On the brink of losing the Doshi STEM program and the Long Island High School for the Arts, hundreds of parents, students, school administrators and teachers gathered at a BOCES board meeting on March 26 to plead to the board to keep the program alive.

And the board gave them what they wanted — but only for a year, with no guarantee that the programs would continuing unless the attendees themselves found the funds to keep them going.

“The BOCES budget is different than a normal school district,” Eric Shultz, the board’s president, explained. “A normal school district establishes a budget with X amount of money during the year and can shuffle it around however they want. At BOCES, all the programs have to run on their own. If any program doesn’t sustain itself on its own, then you have to raise the tuition to some exorbitant amount, or close up the program.”

Because BOCES cannot raise funds for its programs on its own, it appealed to the audience to do so. “At the risk of sounding brash,” Shultz said, “find the funds.”

BOCES oversees the Long Island High School for the Arts, in Syosset, which houses the Doshi STEM Institute as well as its own arts program.
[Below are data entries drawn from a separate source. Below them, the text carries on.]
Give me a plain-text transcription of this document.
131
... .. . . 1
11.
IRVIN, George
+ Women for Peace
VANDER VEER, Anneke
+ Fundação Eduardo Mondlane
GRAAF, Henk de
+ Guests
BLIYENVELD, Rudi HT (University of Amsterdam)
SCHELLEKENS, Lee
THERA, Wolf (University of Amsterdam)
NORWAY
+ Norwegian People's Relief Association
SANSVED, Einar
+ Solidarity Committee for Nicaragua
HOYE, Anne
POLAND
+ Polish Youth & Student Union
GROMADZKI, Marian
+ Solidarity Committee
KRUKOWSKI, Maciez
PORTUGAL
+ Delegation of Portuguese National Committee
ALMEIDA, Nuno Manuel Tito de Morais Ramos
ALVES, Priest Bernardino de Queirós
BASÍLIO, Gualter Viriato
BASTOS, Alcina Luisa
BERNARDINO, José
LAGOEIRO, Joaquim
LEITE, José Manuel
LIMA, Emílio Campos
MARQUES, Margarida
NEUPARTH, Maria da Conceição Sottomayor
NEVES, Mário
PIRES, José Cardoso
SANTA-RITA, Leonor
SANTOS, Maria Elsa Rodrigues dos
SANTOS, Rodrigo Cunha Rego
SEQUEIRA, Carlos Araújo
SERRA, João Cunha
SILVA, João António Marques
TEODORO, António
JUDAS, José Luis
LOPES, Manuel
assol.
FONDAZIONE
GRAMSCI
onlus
The institute is named for financial backer Dr. Leena Doshi, co-founder of Doshi Diagnostic Imaging Services, and is attended by students from nine school districts who are bused in to take advantage of its programs. STEM is an acronym for science, technology, engineering and mathematics.

One by one, board members appealed to the crowd at last week’s meeting to reach out to public officials, philanthropists and their schools’ administrations to find the money to keep sending students to the programs. “This board and our administrators have been working tirelessly for both LIHSA and Doshi STEM,” said board Vice President Susan Bergtraum. “I hope that your next step is to your local districts, to the benefactors that you say are out there, to legislators — including the governor — and tell them if they don’t send the students or find creative funding, we may not have a choice in the future.”